“È un insopportabile teatrino, un déjà-vu, l’ennesima messa in scena di un tentativo che, come i precedenti, andrà a infrangersi contro gli scogli della normativa europea cui da anni il nostro Paese avrebbe dovuto adeguarsi”. Così Legambiente e Touring Club Italiano in una nota congiunta sull’emendamento al provvedimento di rilancio del Paese che fissa al 2033 la proroga per le concessioni balneari sul demanio marittimo, sebbene la Corte di Giustizia Europea già nel 2016 avesse sentenziato che le concessioni demaniali non possono essere automaticamente rinnovate.

Come nasce questa vicenda? Tutto inizia nel 2006 quando viene approvata la direttiva dell’Unione europea 2006/123/CE relativa ai servizi nel mercato comune, più nota come "Bolkestein", dal nome del commissario per il mercato interno che la sostenne.
 
La direttiva prevede che ogni Paese dell’Ue garantisca il rispetto della libera circolazione dei servizi e l’abbattimento delle barriere tra gli Stati in nome del principio di concorrenza. Calato nel caso specifico delle concessioni demaniali marittime, la direttiva, di fatto tuttora disapplicata dall'Italia che rischia per questo una procedura d'infrazione, dispone che siano assegnate attraverso gare pubbliche e non con periodici rinnovi, come avvenuto anche nelle scorse ore con un emendamento al Decreto Rilancio che prorogherebbe lo status quo fino al 2033, nonostante il Consiglio di Stato abbia già dichiarato illegittimo il ricorso a tali proroghe.

“È questo il vero tormentone estivo – continuano le due associazioni – dal momento che da almeno un decennio i vari Governi che si sono succeduti provano a risolvere il difficile problema delle concessioni balneari nella maniera più semplice, ovvero rimandandolo. In questo caso la dilazione è al 2033. Ma sono anni che si sarebbe dovuto mettere mano al riordino del settore recependo gli obblighi di trasparenza previsti dalla normativa europea.
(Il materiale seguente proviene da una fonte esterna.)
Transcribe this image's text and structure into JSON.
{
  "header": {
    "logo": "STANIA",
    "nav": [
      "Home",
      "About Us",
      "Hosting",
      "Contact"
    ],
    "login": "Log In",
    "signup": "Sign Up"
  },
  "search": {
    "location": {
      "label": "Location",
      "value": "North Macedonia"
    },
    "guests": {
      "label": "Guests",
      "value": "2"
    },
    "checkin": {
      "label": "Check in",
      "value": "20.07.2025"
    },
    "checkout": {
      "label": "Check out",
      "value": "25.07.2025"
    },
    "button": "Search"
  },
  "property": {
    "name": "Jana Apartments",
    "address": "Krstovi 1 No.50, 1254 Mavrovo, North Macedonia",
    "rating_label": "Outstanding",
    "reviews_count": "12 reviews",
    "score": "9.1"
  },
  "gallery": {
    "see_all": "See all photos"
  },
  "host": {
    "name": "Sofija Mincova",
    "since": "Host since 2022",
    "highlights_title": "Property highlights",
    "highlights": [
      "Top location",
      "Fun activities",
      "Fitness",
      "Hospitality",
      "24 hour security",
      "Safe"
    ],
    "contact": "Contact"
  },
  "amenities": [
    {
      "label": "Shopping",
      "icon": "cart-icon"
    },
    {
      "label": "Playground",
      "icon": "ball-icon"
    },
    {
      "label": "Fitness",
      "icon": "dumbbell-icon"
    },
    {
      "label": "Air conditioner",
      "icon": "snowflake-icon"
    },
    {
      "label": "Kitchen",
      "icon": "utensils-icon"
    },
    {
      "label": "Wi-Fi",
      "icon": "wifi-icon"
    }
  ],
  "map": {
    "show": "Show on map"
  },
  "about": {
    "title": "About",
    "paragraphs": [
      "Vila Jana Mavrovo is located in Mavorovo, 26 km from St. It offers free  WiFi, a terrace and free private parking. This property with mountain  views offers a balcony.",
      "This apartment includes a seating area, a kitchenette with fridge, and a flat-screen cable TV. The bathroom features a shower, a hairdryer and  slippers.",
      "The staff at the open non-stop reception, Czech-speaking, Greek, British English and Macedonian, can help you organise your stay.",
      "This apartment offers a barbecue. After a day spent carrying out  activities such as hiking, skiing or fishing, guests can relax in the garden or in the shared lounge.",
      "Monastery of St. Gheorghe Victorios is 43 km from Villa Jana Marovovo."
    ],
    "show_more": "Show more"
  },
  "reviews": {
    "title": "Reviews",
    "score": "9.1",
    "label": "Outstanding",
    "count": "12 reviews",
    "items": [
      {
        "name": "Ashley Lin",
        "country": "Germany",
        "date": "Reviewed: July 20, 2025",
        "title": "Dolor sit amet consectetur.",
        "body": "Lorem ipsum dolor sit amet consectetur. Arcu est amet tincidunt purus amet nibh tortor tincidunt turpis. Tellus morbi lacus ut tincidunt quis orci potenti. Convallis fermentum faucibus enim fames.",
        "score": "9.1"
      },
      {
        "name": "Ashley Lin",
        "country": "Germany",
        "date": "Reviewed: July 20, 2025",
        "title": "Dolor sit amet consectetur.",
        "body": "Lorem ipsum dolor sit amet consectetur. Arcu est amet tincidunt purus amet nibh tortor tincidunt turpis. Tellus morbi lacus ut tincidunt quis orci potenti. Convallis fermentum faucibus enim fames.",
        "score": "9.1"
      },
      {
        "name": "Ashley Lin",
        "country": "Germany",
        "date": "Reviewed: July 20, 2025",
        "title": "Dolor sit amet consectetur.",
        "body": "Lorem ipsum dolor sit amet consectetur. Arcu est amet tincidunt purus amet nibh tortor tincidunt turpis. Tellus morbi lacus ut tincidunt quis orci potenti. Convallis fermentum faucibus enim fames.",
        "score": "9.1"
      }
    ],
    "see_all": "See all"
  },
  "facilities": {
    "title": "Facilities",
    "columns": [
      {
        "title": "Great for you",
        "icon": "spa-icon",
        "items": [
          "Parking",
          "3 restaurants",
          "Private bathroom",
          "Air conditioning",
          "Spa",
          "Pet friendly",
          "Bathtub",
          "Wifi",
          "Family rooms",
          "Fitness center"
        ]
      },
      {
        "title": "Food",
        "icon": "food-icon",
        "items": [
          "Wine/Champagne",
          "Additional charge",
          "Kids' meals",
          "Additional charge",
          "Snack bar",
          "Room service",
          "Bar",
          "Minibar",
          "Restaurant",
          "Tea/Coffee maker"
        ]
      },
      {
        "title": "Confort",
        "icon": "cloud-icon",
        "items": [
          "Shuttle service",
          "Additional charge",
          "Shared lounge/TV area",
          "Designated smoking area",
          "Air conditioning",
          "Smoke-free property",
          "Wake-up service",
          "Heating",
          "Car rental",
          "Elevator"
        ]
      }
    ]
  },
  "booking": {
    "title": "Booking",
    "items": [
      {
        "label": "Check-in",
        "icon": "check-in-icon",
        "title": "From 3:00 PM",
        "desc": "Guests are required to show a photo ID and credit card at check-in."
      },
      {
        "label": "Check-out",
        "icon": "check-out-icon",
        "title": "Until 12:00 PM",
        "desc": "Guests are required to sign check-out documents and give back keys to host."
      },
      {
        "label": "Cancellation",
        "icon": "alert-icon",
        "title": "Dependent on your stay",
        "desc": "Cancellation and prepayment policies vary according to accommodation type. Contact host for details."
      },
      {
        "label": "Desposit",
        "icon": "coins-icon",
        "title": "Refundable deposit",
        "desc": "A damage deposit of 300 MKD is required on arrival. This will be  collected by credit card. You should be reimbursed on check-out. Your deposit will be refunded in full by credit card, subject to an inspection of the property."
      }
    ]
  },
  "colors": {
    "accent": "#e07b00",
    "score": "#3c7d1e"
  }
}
Che si colga l’occasione del periodo post-Covid19 per affrontare una volta per tutte un problema che si trascina”.

LE DICHIARAZIONI

“Il Touring Club Italiano – afferma il Presidente Franco Iseppi- che da 126 anni promuove il turismo come elemento di crescita sociale ed economica e ha come mission il prendersi cura dell’Italia bene comune, non può rimanere indifferente rispetto a una vicenda che pare non trovare mai una fine e che viene affrontata da troppo tempo con lo strumento della proroga come unica soluzione-scorciatoia. I cambiamenti in atto nel mondo di oggi, e del turismo in particolare, devono essere interpretati anche in un’ottica competitiva in grado di garantire innovazione e standard di servizio in linea con il mercato. Le soluzioni per stimolare la crescita del comparto, premiando gli investimenti fatti, si possono trovare e dovrebbero conciliare le giuste aspettative della domanda, delle imprese e il diritto dello Stato, cioè di noi tutti, di trovare una giusta valorizzazione di un bene comune come le nostre coste le cui concessioni valgono oggi appena 100 milioni di euro l’anno. Il tutto in una necessaria prospettiva di sostenibilità, qualità e trasparenza”.
“Il nostro obiettivo – sottolinea Edoardo Zanchini, Vicepresidente di Legambiente - è di far capire che una situazione così articolata, con circa 11mila concessioni su migliaia di chilometri di coste sabbiose, non si può governare a colpi di proroghe e aggiramenti delle direttive europee che porterebbero all’ennesima procedura di infrazione contro il Governo italiano e ad esporre a reati amministrativi i tecnici comunali. Anche questa proroga non darà alcuna certezza tanto ai concessionari balneari quanto ai Comuni. Occorre piuttosto approvare una riforma della normativa all’altezza di sfide che diventeranno sempre più complesse in una prospettiva di cambiamenti climatici. Il vero problema oggi si chiama erosione costiera e il rischio è che si parli di concessioni su spiagge che nella realtà non esistono più. Occorre introdurre normative certe che individuino percorsi di trasparenza nell’assegnazione delle concessioni balneari, ma anche criteri che premino gli stabilimenti che adottano esperienze virtuose (e ce ne sono tanti!) di corretta, sostenibile e accessibile fruizione del litorale. E occorre infine occuparsi anche delle spiagge libere, un bene primario che tende a ridimensionarsi anno dopo anno”.